Me: Ok. Well just shut the fuck up and don’t ask any questions. I’ll explain it to you during the commercials.
Friend: Ok. No problem.
Turns TV on…Cue high-pitched Lost intro
Five minutes into the episode…
Friend: So what’s the deal with this John Locke guy? He the leader or something?
Me: No. John Locke is dead.
Friend: What do you mean he’s dead? That sexy curly-haired chick just called that bald dude John Locke.
Me: Well yeah but that’s not really him. That’s the smoke monster taking the form of John Locke…and the chick’s name is Kate.
Friend: A smoke monster?
Me: Yeah. It’s this black smokey thing that lives on the island and kills everyone
Friend: Black smoke can kill people?
Friend: Ooook. So this black smoke— that can somehow kill people—magically transforms into some dead guy and now everyone on the island is following him?
Me: That’s correct. Now shut the fuck up and stop asking me questions.
Friend: Ok. Sorry.
5 minutes later…
Friend: What’s up with this Claire chick? Why is she crazy?
Me: She’s infected.
Friend: What does she have? The flu?
Me: No. We don’t know what. She’s just crazy.
Friend: Ok and she’s buddies with the dead smoke monster guy.
Friend: How ‘bout this fat dude? This guy Jacob is dead but he can talk to him? Why is he talking to dead people?
Me: Hurley can talk to dead people.
Friend: How the hell can he talk to dead people?
Me: I don’t know. He just can. It’s his thing.
Friend: That’s stupid….and this Asian dude can talk to dead people also?
Me: That’s Miles. No. Not exactly. He can only hear a dead person’s final thoughts before they die.
Friend: Ohhh ok. That’s seems plausible (in sarcastic tone)
Me: You gotta watch it from the beginning dude. Just trust me. Now PLEASE shut the hell up!
Friend: Ok. Ok. Sorry.
10 minutes later…
Friend: Ok…another question. Sorry. I’m confused. They just showed that Sawyer guy on the island and now he’s in LA. Is that like a flashback or something?
Me: No. It’s a flash sideways.
Friend: What the fuck is a flash sideways?
Me: It’s sorta like an alternate reality.
Friend: So…their like in another dimension or something?
Me: No. It’s basically what would have happened if the plane never crashed. At least that’s what I think. We’re not really sure.
Friend: Why would they show that? What does it matter what their lives would be like if the plane never crashed? Obviously it did crash because they are on this island.
Me: well yeah…it crashed but they may have reset the timeline in the season 5 finale.
Friend: How could they do that? They can travel in time? Like in Back to the Future when Biff stole Marty’s sports almanac and thus created an alternate 1985?

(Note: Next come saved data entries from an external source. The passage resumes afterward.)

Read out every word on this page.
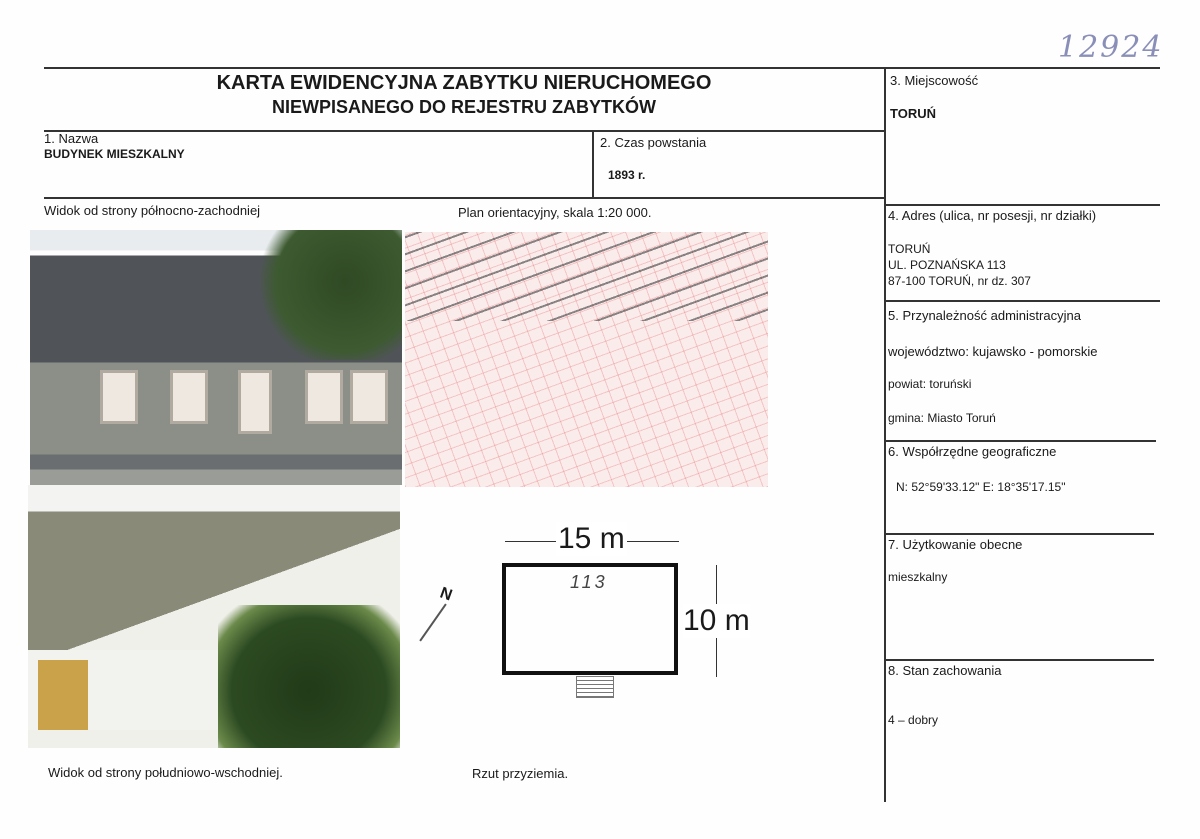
12924
KARTA EWIDENCYJNA ZABYTKU NIERUCHOMEGO
NIEWPISANEGO DO REJESTRU ZABYTKÓW
1. Nazwa
BUDYNEK MIESZKALNY
2. Czas powstania
1893 r.
3. Miejscowość
TORUŃ
4. Adres (ulica, nr posesji, nr działki)
TORUŃ
UL. POZNAŃSKA 113
87-100 TORUŃ, nr dz. 307
5. Przynależność administracyjna
województwo: kujawsko - pomorskie
powiat: toruński
gmina: Miasto Toruń
6. Współrzędne geograficzne
N: 52°59'33.12" E: 18°35'17.15"
7. Użytkowanie obecne
mieszkalny
8. Stan zachowania
4 – dobry
Widok od strony północno-zachodniej	Plan orientacyjny, skala 1:20 000.
Widok od strony południowo-wschodniej.	Rzut przyziemia.
15 m
113
10 m
N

Me: Something like that. They can’t really travel in time. The island is moving through time.
Friend: Holy crap! This shit is confusing!
Me: I’ll explain everything in a second.
30 seconds later…( commercial comes on)
Me: Ok. It’s a commercial. Let me explain it to you. In season 4, the island was under attack by this British guy. So in order to protect the island, Ben pushed some wheel underground which moved the island through time. The people still on the island were then sent back to 1977. Then, three years later, the people who had escaped the island crashed a second time over the island. However, only some of them crashed in 1977, while a few of them were still in present time. Then Jack (the guy played by Matthew Fox) drops an atomic bomb in the ground, in order to neutralize a pocket of energy in hopes that it would change the future so they would never crash in the first place. That’s how we got to here. Got it?
Friend: No. I’m more confused than ever now. This show is retarded. Forget it. I’m just gonna go home and watch American Idol.